This decision alters the pro cycling landscape in a number of curious ways. First, it calls into question Valverde’s results from 2006, and the beginning of the Operación Puero scandal, up to his second place finish in the just completed Paris-Nice race. If, and this is a great big if, the UCI chooses to vacate Valverde’s results, then Samuel Sanchez suddenly becomes the winner of the 2009 Vuelta a España and Ivan Basso, himself a Puerto alum, climbs up onto the podium. Should the UCI back out all those results, the peloton will be full of new winners.

Beyond the rider’s individual results, the CAS decision demonstrates several things: First, the wheels of justice turn very, very, very, very slowly in cycling. We are years from the Puerto revelations, and though this process was slowed considerably by complications with the Spanish justice system, the fact remains that the national organizations overseeing the anti-doping efforts in Europe are NOT all together on procedures and protocols.

Second, it shouldn’t escape our notice that the Spanish police were actually the instigators of this entire episode, raiding Fuentes’ lab on a pretext not related to blood doping, which was not illegal in Spain at the time. Alejandro Valverde has never tested positive for banned substances in an in-competition screening. If it’s true that the Caisse d’Epargne rider made a practice of doping, then the testing the UCI is doing has not been effective in catching him, despite a string of wins that saw him end 2009 as the top-ranked pro rider.

Third, Caisse d’Epargne has already planned to end their sponsorship of the cycling team at the end of the 2010 season. If it’s most salable asset is banned from competition for two years, finding a new sponsor for a team that contains a wealth of Spanish cycling talent might be even more difficult. in light of recent sponsorship withdrawals by entities like Saxo Bank and Milram (though this is still up in the air) Valverde’s ongoing troubles signal yet another major blow against the sport in public perception.
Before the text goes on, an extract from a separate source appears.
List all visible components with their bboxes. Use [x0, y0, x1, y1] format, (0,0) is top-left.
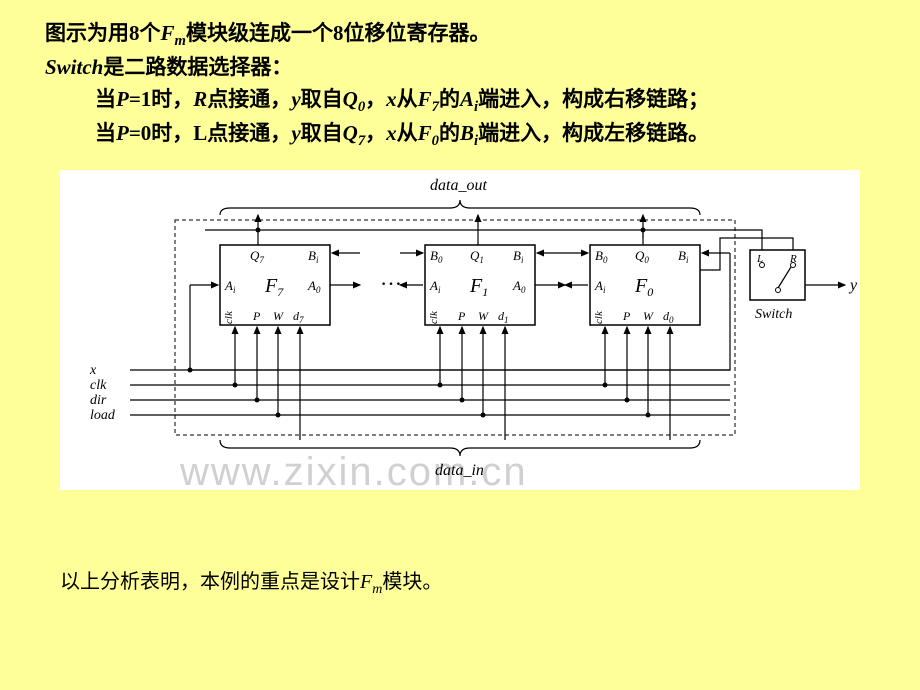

Insiders will tell you that cycling is the most transparent sport, due to the high level of testing and prosecution of doped athletes. Outsiders will see just another big name rider convicted of cheating.

Now that CAS has exhausted Valverde’s appeals, we can look forward to the slowly unfolding drama of the UCI moving to expand the Italian ban to worldwide competition with the rider rushing around Europe trying to squeeze in as many races as possible before the hammer falls.